Βehind the elderly Koraes sat at a small table an around twenty five-year youth, whose proud  and serious countenance, gigantic body, large head and veined arms convinced me that he certainly was a decendant of the mythic Hercules; on first noticing him by chance, I saw him furiously lifting and lowering his bushy eyebrows and throwing—frenzied—fiery glances at me, which virtually stopped my blood circulation and filled me with so much terror that my knees started shaking; as I recalled a Frenchman who had taken part in the revolution recounting that the Greek army did not obtain fodder, because the Greeks ate Turks, whom they swallowed alive, as once Kronos has done with his own children.

(Pitsipios 1995: 67-68)

 

In the extracts that follow the narrator satirises the hero and the heroine of the novel through the technique of Disparaging comparison. I do feel that the way in which this technique is transformed makes reference to Roidis:

 

Βut having said so much about ape Xooth, it would be wrong not to make some mention of the descent of such a genteel master, particularly since the genealogical tree of Kallistratos Eugenidis is neither higher, nor more many-branched than that of ape Xooth.

(Pitsipios 1995: 43)

 

–And why did you not wake me earlier as I asked last evening?
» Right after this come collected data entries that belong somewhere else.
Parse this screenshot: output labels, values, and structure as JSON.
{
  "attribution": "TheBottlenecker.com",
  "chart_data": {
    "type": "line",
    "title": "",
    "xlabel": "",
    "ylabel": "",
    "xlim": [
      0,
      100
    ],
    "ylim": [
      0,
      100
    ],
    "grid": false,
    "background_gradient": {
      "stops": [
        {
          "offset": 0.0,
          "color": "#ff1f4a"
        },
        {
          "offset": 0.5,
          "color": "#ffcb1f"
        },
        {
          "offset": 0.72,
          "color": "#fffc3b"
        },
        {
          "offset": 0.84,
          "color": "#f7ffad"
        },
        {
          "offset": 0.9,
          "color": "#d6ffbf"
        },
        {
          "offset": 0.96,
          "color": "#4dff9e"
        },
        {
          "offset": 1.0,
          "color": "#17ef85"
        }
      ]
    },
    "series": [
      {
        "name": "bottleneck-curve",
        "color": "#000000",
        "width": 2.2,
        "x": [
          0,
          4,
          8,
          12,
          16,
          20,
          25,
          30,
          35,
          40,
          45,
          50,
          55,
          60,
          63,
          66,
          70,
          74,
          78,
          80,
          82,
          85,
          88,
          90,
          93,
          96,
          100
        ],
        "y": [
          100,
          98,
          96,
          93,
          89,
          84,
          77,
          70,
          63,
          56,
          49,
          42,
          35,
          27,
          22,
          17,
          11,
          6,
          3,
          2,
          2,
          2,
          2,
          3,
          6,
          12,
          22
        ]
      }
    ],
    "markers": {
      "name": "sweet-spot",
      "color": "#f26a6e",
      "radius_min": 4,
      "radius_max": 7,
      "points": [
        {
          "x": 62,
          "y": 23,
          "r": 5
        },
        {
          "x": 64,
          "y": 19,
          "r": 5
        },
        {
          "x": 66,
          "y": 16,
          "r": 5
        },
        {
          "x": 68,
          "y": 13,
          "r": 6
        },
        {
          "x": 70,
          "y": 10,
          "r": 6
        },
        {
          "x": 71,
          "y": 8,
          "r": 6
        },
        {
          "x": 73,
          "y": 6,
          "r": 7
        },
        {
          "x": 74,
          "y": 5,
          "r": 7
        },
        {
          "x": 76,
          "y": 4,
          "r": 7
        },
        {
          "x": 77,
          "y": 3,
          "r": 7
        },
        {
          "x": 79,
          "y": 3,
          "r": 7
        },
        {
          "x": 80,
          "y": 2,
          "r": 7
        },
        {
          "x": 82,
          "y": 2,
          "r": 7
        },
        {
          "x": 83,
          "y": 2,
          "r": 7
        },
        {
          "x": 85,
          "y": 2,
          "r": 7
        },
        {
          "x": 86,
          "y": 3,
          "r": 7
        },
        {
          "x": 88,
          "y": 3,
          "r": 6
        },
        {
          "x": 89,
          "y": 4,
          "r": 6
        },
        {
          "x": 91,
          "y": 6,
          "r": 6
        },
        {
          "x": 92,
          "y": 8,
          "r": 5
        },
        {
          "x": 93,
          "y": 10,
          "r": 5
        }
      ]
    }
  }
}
–Because I entered your room three times, but you were snoring like an angel.

(Pitsipios 1995: 124)

 

The issue of the techniques that satire invents may give rise to a plethora of questions regarding literary practice and theory. From all the issues that I have discussed above I hope it has become apparent that identifying the techniques and their combinations used by writers is exceptionally useful, if not indispensable. Although the process sometimes resembles a labyrinth, it may prove to be a method that contributes to the purpose of critique, this being the total reading (Vizyenos 1994: kb). An important benefit in this labyrinth of categories and sub-categories is that the typology of the forms and the techniques contributes to the elucidation of the terms satire and irony on a theoretical level. Moreover, it mainly deepens our knowledge of the poetics and personality of the writers, as well as of the means to which the literature of each era gives priority.